We have demonstrated a role for protein kinase C epsilon (PKCε) in the regulation of cAMP‐dependent CFTR Cl channel function via binding of PKCε to RACK1, a receptor for activated C kinase, and of RACK1 to human Na + /H + exchanger regulatory factor (NHERF1). The goal of the present study was to determine the role of RACK in regulating CFTR function in a Calu‐3 airway epithelial cells. Confocal microscopy showed apical localization of RACK1 independent of actin.
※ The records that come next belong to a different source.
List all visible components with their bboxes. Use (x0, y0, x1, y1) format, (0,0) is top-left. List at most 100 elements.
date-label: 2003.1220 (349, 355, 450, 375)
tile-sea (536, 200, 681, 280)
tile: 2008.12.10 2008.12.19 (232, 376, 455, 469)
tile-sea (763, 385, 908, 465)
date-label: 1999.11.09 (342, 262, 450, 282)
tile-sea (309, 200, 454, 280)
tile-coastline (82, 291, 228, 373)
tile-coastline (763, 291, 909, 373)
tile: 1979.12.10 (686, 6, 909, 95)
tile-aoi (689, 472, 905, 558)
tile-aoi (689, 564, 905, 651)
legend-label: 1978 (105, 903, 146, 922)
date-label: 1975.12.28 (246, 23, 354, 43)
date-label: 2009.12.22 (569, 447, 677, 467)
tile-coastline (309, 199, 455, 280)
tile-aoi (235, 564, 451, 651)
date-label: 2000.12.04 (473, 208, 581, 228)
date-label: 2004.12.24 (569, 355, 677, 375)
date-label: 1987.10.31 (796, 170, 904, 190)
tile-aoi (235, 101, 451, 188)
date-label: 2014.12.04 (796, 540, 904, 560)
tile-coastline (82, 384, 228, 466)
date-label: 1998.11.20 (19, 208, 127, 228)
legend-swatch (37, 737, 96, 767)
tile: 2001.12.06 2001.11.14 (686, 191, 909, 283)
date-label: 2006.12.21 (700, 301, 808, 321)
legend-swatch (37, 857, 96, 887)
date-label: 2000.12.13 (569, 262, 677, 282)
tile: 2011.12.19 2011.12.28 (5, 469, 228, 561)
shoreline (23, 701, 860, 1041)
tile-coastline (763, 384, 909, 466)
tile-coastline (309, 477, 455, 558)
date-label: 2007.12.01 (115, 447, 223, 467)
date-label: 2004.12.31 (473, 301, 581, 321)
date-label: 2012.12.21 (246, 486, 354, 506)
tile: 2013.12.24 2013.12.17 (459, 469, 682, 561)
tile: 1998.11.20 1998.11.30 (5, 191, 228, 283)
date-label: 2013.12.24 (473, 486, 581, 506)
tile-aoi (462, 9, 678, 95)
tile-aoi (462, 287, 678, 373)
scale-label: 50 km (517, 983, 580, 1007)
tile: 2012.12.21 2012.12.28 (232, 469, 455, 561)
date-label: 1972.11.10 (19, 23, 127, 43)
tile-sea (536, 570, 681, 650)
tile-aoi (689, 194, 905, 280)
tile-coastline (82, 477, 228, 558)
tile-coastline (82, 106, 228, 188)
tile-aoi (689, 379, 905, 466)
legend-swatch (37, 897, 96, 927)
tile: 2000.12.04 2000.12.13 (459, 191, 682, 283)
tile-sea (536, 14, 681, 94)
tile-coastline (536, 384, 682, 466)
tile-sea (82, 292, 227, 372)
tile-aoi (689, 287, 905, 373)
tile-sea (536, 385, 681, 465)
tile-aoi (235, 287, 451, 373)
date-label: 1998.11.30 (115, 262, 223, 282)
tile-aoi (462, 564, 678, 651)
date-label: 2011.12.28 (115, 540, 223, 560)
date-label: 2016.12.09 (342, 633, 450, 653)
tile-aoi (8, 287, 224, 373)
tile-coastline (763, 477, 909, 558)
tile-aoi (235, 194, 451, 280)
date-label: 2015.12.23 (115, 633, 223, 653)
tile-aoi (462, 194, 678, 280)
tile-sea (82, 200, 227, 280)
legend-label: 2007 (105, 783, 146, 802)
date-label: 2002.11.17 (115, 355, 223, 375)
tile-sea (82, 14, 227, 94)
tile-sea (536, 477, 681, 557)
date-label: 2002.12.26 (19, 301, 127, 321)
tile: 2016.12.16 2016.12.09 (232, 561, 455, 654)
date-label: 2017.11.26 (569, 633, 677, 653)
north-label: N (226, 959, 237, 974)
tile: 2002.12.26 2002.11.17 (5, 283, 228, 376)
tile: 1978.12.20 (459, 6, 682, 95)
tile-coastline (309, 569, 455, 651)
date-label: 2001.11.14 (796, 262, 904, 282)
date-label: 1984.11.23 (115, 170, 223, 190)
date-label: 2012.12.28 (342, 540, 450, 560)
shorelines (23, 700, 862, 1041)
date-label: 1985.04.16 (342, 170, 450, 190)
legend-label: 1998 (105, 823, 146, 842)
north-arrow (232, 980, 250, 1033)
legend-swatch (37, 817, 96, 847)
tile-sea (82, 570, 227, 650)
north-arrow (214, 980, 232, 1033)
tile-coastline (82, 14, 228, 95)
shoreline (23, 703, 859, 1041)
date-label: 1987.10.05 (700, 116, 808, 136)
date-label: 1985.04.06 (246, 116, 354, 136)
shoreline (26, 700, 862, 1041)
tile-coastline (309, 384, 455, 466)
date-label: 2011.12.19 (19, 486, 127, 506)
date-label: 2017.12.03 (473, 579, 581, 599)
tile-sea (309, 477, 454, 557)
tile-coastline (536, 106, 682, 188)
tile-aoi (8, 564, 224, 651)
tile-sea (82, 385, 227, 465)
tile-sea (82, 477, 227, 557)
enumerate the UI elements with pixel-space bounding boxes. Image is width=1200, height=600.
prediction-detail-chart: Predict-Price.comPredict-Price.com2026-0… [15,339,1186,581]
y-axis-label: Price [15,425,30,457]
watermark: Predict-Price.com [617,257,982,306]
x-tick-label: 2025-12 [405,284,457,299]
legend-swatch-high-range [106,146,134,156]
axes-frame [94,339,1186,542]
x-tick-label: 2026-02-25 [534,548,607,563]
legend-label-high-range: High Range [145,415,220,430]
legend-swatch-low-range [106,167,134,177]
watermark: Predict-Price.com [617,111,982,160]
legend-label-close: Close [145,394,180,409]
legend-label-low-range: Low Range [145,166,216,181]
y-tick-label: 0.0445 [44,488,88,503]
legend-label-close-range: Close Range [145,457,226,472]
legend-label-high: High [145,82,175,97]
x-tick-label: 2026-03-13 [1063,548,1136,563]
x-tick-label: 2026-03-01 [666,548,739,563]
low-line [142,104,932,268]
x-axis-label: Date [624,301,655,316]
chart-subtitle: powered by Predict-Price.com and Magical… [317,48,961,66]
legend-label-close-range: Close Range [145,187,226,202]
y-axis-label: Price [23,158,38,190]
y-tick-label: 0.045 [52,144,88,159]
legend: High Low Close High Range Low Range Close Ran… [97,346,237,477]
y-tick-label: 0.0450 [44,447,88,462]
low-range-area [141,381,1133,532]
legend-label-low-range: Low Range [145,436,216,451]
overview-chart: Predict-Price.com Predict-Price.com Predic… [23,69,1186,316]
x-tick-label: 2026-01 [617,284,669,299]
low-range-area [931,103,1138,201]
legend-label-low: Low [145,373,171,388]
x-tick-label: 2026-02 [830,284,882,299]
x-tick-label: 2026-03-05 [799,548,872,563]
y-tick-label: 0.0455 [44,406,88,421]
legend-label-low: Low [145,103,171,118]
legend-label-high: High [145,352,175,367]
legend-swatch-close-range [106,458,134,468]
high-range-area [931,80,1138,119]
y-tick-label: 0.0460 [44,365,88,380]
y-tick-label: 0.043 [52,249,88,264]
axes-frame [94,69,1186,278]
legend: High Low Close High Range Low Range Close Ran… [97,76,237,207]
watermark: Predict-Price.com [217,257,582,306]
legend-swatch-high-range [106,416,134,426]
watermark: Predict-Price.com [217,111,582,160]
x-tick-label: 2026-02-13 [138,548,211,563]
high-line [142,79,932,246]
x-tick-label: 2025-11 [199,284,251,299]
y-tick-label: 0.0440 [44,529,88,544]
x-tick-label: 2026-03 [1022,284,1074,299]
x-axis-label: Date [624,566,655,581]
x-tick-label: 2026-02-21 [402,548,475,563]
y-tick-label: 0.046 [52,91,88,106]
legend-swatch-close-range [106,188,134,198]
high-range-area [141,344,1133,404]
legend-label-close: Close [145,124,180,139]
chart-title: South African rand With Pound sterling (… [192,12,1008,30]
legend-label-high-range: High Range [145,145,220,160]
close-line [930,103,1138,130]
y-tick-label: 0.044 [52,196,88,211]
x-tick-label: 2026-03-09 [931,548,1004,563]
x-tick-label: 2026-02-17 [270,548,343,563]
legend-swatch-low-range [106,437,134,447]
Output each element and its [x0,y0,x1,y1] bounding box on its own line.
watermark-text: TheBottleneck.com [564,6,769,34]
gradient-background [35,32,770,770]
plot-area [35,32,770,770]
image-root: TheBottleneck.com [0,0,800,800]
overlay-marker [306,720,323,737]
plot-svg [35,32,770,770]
Mass spectrometric analysis of NHERF1 revealed copurification of tubulin, which selectively binds to NHERF1, but not RACK1, via a PDZ1 domain, and pulls down endogenous NHERF1, but not RACK1, from Calu‐3 total cell lysate. In binding and pulldown assays, we show inhibition of NHERF1‐tubulin binding by a PDZ1 domain, direct binding of a PDZ2 domain to NHERF1, and pulldown of endogenous NHERF1 by a PDZ2 domain. Downregulation of RACK1 using double‐stranded short hairpin turn silencing RNA reduced the amount of RACK1 by 77.5 % and apical expression of biotinylated CFTR by 87.4%. Expression of CFTR was not affected by treatment with siRACK1. Based on these results, we model a RACK1 proteome consisting of PKC□‐RACK1‐NHERF1‐NHERF1‐tubulin which explains the apical localization of RACK1 and suggests a role for the proteome in stable expression of CFTR in the apical plasma membrane of epithelial cells. Supported by a grant from the NIH, RO1‐67190.